When constraint among Erpetosuchidae and Ornithosuchidae was forced, it resulted in 180 most parsimonious trees, with zero Bremer support. The only controversial synapomorphy for this clade is the presence of anteroposteriorly longer than wide dorsal presacral osteoderms, shared by P. candelariensis , E. granti (NHMUK R3139R) and O. woodwardia (HHMUK R2410) , whereas the osteoderms of Parringtonia (NHMUK R8646) are squared, those in R. tenuisceps (PVL 3827) are wider than long, and none in V. rusconii ( Bonaparte, 1972; von Baczko et al., 2014) is preserved (character 407).A previous preliminary analysis of P. candelariensis ( Lacerda et al., 2016) , proposed it as an early branch of Ornithosuchidae . However, this analysis did not incorporate E. granti and P. gracilis , and some character states were modified with a more accurate revision of the anatomy, as well as CT scan analysis (e.g. the relative inclination between premaxilla and maxilla is not sustainable; the number of premaxillary teeth and number and position of the maxillary ones was revealed only by means of X-ray images).

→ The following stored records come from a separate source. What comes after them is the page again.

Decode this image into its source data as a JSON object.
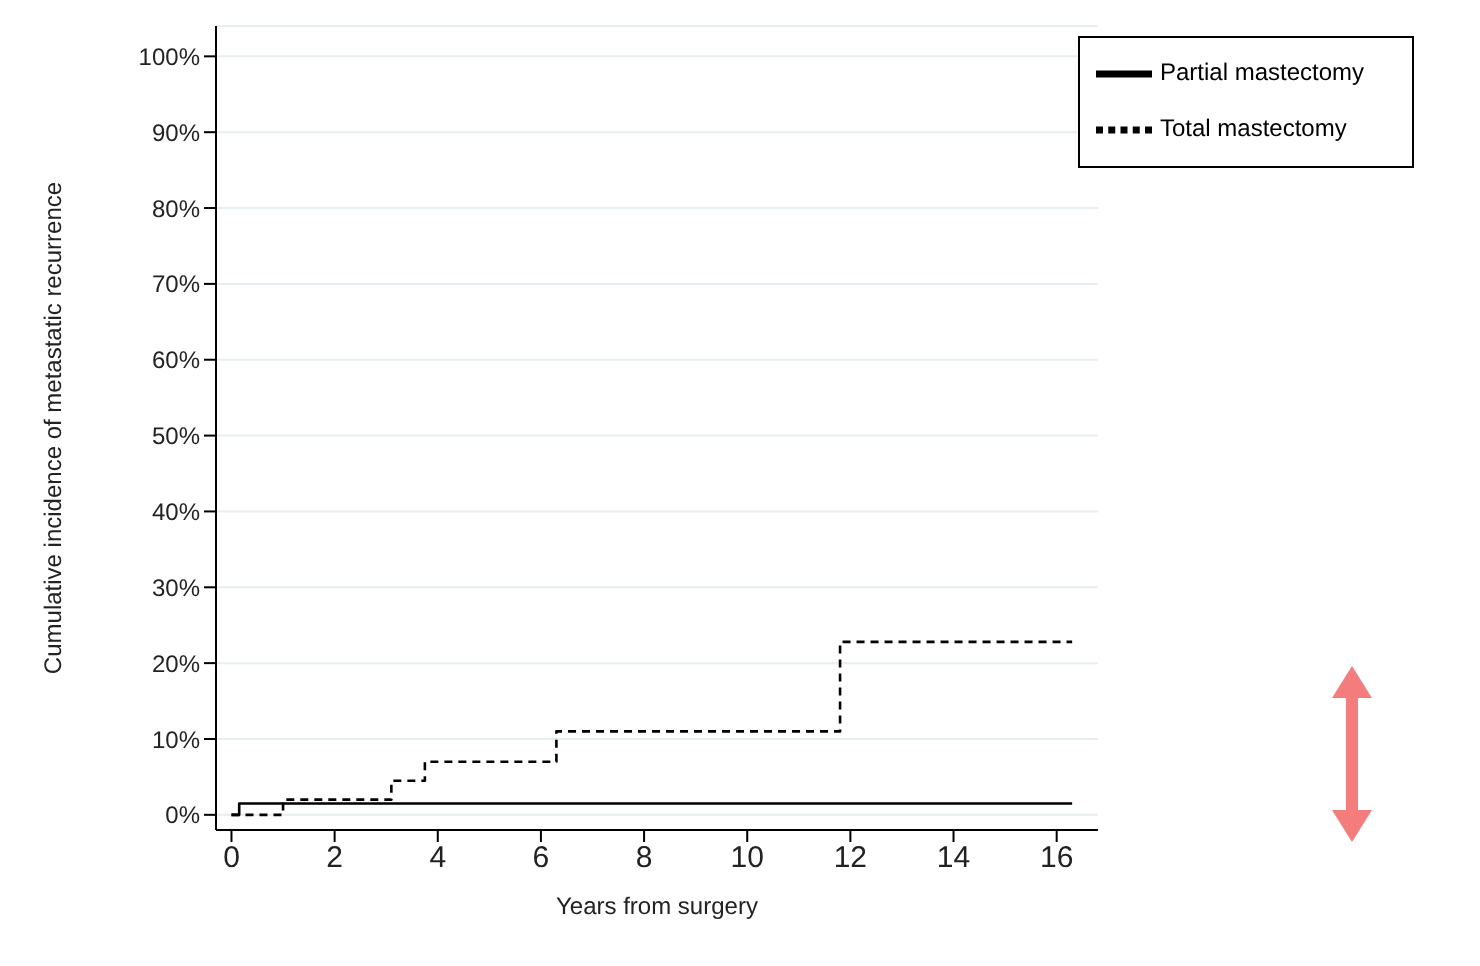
{
  "chart_data": {
    "type": "step",
    "xlabel": "Years from surgery",
    "ylabel": "Cumulative incidence of metastatic recurrence",
    "xlim": [
      -0.3,
      16.8
    ],
    "xticks": [
      0,
      2,
      4,
      6,
      8,
      10,
      12,
      14,
      16
    ],
    "ylim": [
      -2,
      104
    ],
    "yticks": [
      {
        "value": 0,
        "label": "0%"
      },
      {
        "value": 10,
        "label": "10%"
      },
      {
        "value": 20,
        "label": "20%"
      },
      {
        "value": 30,
        "label": "30%"
      },
      {
        "value": 40,
        "label": "40%"
      },
      {
        "value": 50,
        "label": "50%"
      },
      {
        "value": 60,
        "label": "60%"
      },
      {
        "value": 70,
        "label": "70%"
      },
      {
        "value": 80,
        "label": "80%"
      },
      {
        "value": 90,
        "label": "90%"
      },
      {
        "value": 100,
        "label": "100%"
      }
    ],
    "grid": "y",
    "legend": "top right",
    "marker": "none",
    "series": [
      {
        "name": "Partial mastectomy",
        "color": "#000000",
        "line_style": "solid",
        "x": [
          0,
          0.15,
          16.3
        ],
        "values": [
          0,
          1.5,
          1.5
        ]
      },
      {
        "name": "Total mastectomy",
        "color": "#000000",
        "line_style": "dashed",
        "x": [
          0,
          1.0,
          3.1,
          3.75,
          6.3,
          11.8,
          16.3
        ],
        "values": [
          0,
          2,
          4.5,
          7,
          11,
          22.8,
          22.8
        ]
      }
    ]
  }
}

The alternative position of Erpetosuchidae , as a sister group of a clade composed by Gracilisuchidae and Paracrocodylomorpha plus Ticinosuchus , also has zero Bremer support. However, the clade composed by Erpetosuchidae plus Paracrocodylomorpha is supported by two synapomophies: presence of ventromedial process on the articular (character 157), being reversed to absence on G. stipanicicorum ( Romer, 1972; Butler et al., 2014) and some Poposauroidea ( Nesbitt, 2011) ( S. inexpectus , Effigia okeeffeae and Lotosaurus adentus ); and the scapula bearing a teardrop-shaped tuber on the posterior edge for attachment of m. triceps (character 219), being reversed on P. kirkpatricki ( Chatterjee, 1985; Weinbaum, 2013), Crocodylomorpha and Loricata ( Nesbitt, 2011), whereas in P. candelariensis this character is placed as missing data because this bone was not preserved.

The Erpetosuchidae clade displays a low support, with a Bremer value of one and Bootstrap at 64. Two synapomorphies support this clade and are found in all three members: maxillary teeth only present on the anterior region of bone (character 17), being present in only O. woodwardi (NHMUK R2409, R3143); and maxillary region ventral to the lacrimal has a mediolateral height greater than its dorsoventral length (character 21), converging with only L. adentus and E. okeeffeae . In addition, two synapomorphies support a closer relationship among E. granti and P. gracilis : absence of tooth serration (character 168); and a longitudinal bend on the dorsal presacral osteoderms (character 404), also converging with Euparkeria capensis (SAM PK5867, 6047, 6049), Gracilisuchidae ( Butler et al., 2014) , B. kupferzellensis (SMNS MHI 1895) ; Fasolasuchus tenax (PVL 3850); Rauisuchidae (BSPG AS XXV 92, 97; Chatterjee, 1985; Weinbaum, 2013) and several crocodylomorphs ( Nesbitt, 2011).